Question

1. Write an application that prints the following diamond shape. You may use output statements that print a single asterisk (*), a single space or a single newline character. Maximize your use of repetition (with nested for statements), and minimize the number of output statements

2. Modify the application you wrote in Exercise 5.20 (Question 1 Above) to read an odd number in the range 1 to 19 to specify the number of rows in the diamond. Your program should then display a diamond of the appropriate size.

3. (World Population Growth) World population has grown considerably over the centuries.
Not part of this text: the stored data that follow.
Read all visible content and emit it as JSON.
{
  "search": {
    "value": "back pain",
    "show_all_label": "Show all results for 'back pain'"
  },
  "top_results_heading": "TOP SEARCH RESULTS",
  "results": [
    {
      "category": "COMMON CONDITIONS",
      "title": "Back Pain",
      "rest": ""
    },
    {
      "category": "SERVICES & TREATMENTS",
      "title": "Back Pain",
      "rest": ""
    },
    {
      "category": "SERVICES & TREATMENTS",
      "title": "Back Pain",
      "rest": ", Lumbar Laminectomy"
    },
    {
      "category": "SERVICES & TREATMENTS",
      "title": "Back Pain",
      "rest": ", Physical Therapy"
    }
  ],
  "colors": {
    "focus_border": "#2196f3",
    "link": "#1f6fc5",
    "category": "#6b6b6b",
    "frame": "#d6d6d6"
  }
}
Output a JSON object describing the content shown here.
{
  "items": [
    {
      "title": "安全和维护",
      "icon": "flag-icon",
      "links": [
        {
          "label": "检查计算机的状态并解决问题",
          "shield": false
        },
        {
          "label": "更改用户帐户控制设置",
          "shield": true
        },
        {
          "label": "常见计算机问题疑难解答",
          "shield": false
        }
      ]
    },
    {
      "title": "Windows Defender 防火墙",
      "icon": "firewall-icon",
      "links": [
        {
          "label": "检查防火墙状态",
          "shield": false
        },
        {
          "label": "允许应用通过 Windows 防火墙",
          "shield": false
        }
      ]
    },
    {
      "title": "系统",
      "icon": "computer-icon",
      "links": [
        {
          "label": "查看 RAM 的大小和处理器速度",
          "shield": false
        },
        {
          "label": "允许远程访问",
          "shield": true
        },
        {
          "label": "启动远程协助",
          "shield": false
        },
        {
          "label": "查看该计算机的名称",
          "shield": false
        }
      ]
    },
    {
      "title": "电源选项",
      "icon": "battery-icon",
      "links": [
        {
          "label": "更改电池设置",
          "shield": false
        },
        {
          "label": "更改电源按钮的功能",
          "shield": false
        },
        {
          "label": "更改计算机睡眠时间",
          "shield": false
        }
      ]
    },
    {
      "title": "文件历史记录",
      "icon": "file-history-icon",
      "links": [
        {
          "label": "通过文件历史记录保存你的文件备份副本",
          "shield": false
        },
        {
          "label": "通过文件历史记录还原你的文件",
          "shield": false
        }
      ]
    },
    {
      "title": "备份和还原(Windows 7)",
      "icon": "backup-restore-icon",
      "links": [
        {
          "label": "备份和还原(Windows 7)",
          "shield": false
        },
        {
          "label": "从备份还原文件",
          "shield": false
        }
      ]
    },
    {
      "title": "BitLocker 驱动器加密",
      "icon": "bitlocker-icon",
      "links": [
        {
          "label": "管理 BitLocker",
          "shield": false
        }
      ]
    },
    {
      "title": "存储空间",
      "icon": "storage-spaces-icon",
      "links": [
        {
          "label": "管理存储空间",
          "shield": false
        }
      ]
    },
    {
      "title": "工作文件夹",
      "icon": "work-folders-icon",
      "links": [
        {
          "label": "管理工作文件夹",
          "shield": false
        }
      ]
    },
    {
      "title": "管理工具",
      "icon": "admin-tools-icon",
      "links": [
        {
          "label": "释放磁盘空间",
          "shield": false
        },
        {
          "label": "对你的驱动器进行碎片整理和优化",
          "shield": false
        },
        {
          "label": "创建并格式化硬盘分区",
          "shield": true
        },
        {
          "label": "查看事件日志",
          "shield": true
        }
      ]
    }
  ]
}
Continued growth could eventually challenge the limits of breathable air, drinkable water, arable crop land and other limited resources. There is evidence that growth has been slowing in recent years and that world population could peak some time this century, then start to decline. For this exercise, research world population growth issues online. Be sure to investigate various viewpoints. Get estimates for the current world population and its growth rate (the percentage by which it is likely to increase this year). Write a program that calculates world population growth each year for the next 75 years, using the simplifying assumption that the current growth rate will stay constant.The first column should display the year from year 1 to year 75. The second column should display the anticipated world population at the end of that year. The third column should display the numerical increase in the world population that would occur that year. Using your results, determine the year in which the population would be double what it is today, if this year's growth rate were to persist.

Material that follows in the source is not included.